With the string sections, we wrote absolutely all of it and then put it in the computer to transcribe all the parts. It was definitely a departure from the standard Ratatat sound.

On ‘Bob Ghandi’ you have what sounds like an African drum – a djembe or something. Is this and some of the other new sounds something you’ve picked up from touring? I read that you’d visited more countries than ever on the last world tour, particularly places like Cambodia, etc.

You didn’t pick up a bamboo xylophone or something?

Not so much. We went to Istanbul [on the tour] and that was where we saw the most instruments that we wanted. We already had so much crap with us, though, so we couldn’t bring them all back. On ‘Bob Ghandi’ you can hear a zarb, an Iranian drum. We got introduced to it by a friend, who showed us this father and son duo playing it; they could get a million sounds out of it, but we get about 5! [laughs] We also have Japanese strings on the album and I ordered a kora from Senegal after seeing one.

That’s the stringed instrument that Toumani Diabate plays?

Yeah, exactly! I need some lessons on that one; it took me three hours to string it up. In fact, my girlfriend works with Bjork, who knows him [Toumani] and when she [his girlfriend] met him and told him I had a kora he offered to give me a lesson next time he was in town.

That’s brilliant – you’ll have to make sure you follow him up on that. Given that you’ve got all these new instruments and sounds then, how are you going to tour the record?

Fucking good question! We’ve got all summer to plan that out, though. We really don’t know yet how it’s going to work. We’re possibly going to get a string quartet and a few other musicians on tour with us. Whatever happens it’s going to be a pain in the ass, especially touring overseas and having to carry all the gear around.

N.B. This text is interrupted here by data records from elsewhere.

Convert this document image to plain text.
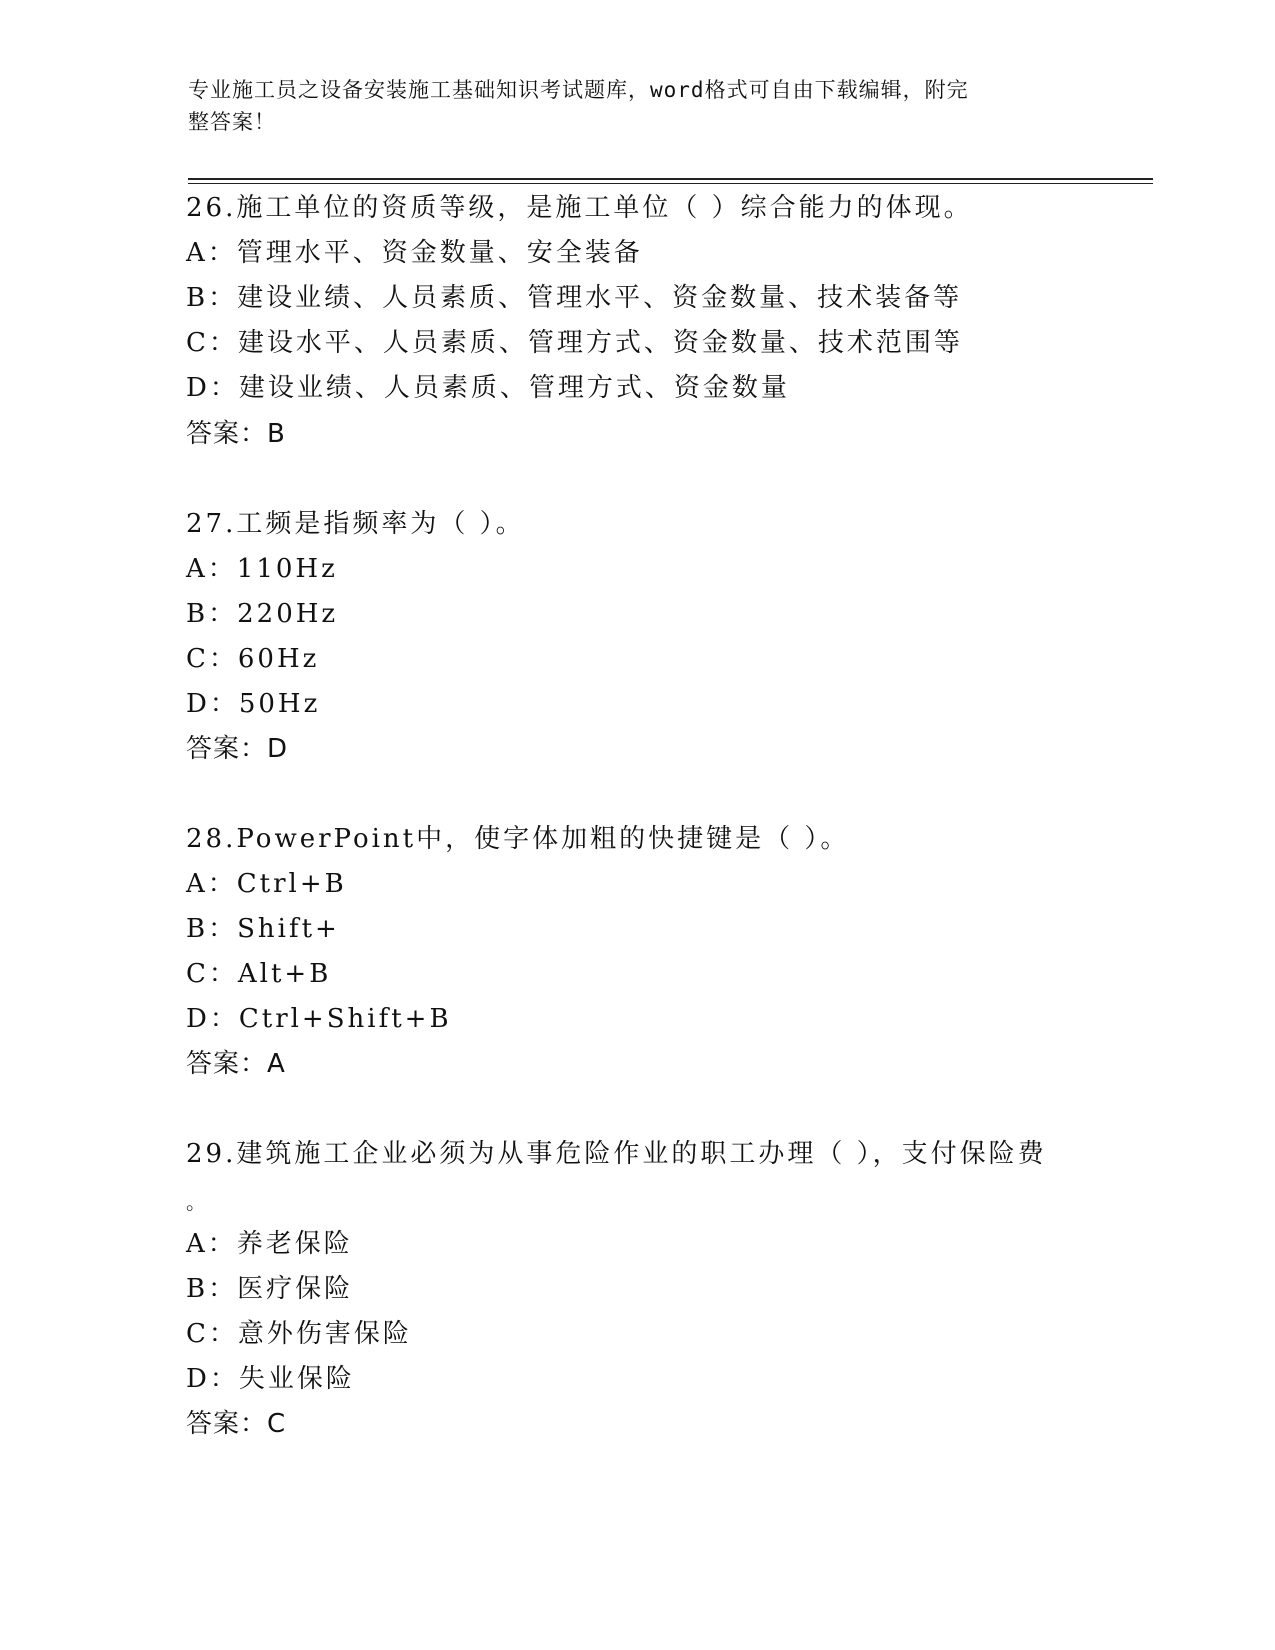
专业施工员之设备安装施工基础知识考试题库，word格式可自由下载编辑，附完
整答案！
26.施工单位的资质等级，是施工单位（ ）综合能力的体现。
A：管理水平、资金数量、安全装备
B：建设业绩、人员素质、管理水平、资金数量、技术装备等
C：建设水平、人员素质、管理方式、资金数量、技术范围等
D：建设业绩、人员素质、管理方式、资金数量
答案：B
27.工频是指频率为（ ）。
A：110Hz
B：220Hz
C：60Hz
D：50Hz
答案：D
28.PowerPoint中，使字体加粗的快捷键是（ ）。
A：Ctrl+B
B：Shift+
C：Alt+B
D：Ctrl+Shift+B
答案：A
29.建筑施工企业必须为从事危险作业的职工办理（ ），支付保险费
。
A：养老保险
B：医疗保险
C：意外伤害保险
D：失业保险
答案：C
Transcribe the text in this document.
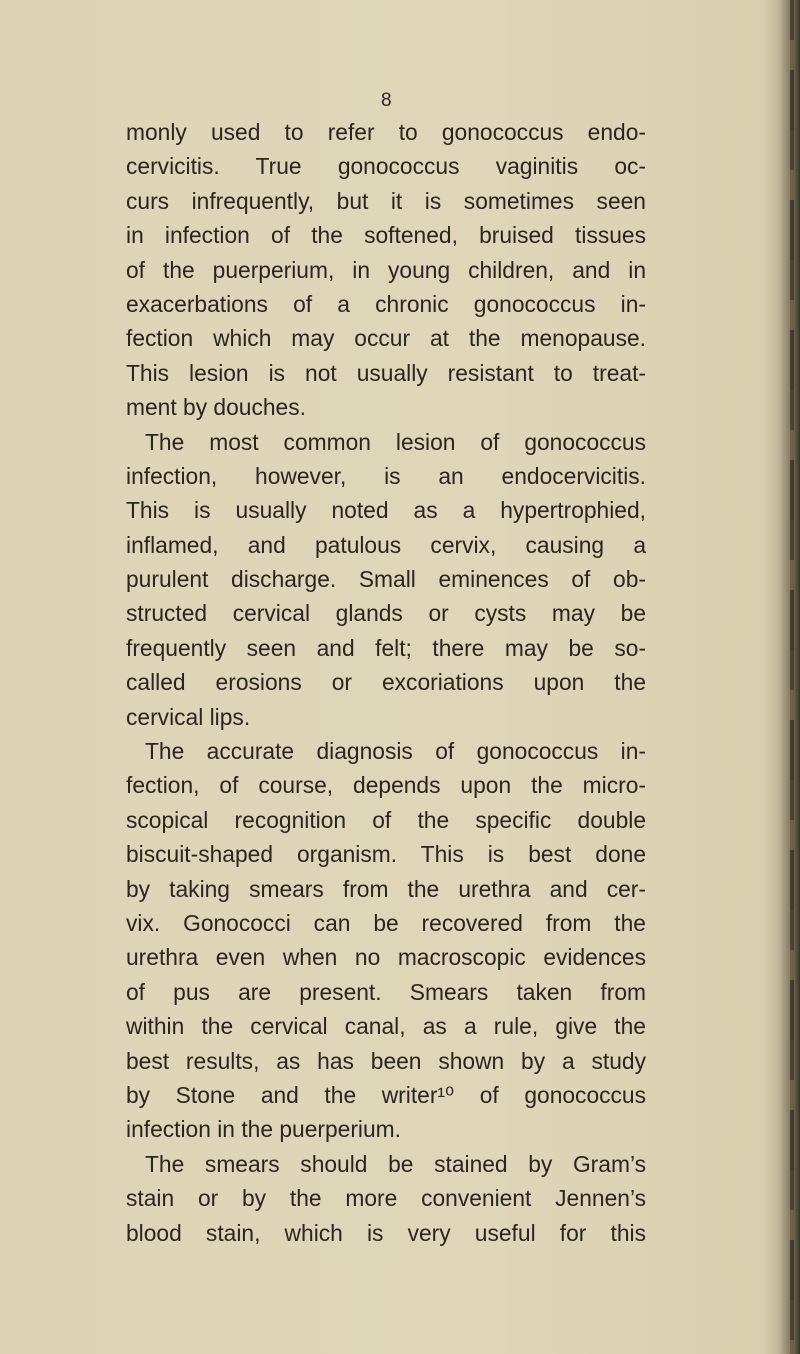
8
monly used to refer to gonococcus endo-
cervicitis. True gonococcus vaginitis oc-
curs infrequently, but it is sometimes seen
in infection of the softened, bruised tissues
of the puerperium, in young children, and in
exacerbations of a chronic gonococcus in-
fection which may occur at the menopause.
This lesion is not usually resistant to treat-
ment by douches.
The most common lesion of gonococcus
infection, however, is an endocervicitis.
This is usually noted as a hypertrophied,
inflamed, and patulous cervix, causing a
purulent discharge. Small eminences of ob-
structed cervical glands or cysts may be
frequently seen and felt; there may be so-
called erosions or excoriations upon the
cervical lips.
The accurate diagnosis of gonococcus in-
fection, of course, depends upon the micro-
scopical recognition of the specific double
biscuit-shaped organism. This is best done
by taking smears from the urethra and cer-
vix. Gonococci can be recovered from the
urethra even when no macroscopic evidences
of pus are present. Smears taken from
within the cervical canal, as a rule, give the
best results, as has been shown by a study
by Stone and the writer¹⁰ of gonococcus
infection in the puerperium.
The smears should be stained by Gram’s
stain or by the more convenient Jennen’s
blood stain, which is very useful for this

I want to ask you about the adverts you license your music to because these will in many cases be the medium through which people have discovered Ratatat. Why do you license your music to so many ads? Is the decision something you have control over?

We always have the last word and we always try to see and hear the final edit before we approve anything. We haven’t done too many ads lately, and I don’t think we’ve done too many overall, but after 5 years you’re more than willing to part ways with a song. By that point the song is often old and you’re bored of it and ready to move on to the next thing. So I guess that’s the reason behind licensing a lot of them. We actually say no to much more than you think – there are plenty of offers.

Is there anything you remember rejecting in particular?

Nothing I remember rejecting but I was proud that we got a song licensed to the film ‘Knocked Up’. You know that? I was pretty happy we got a song in that, even if it was only in small parts.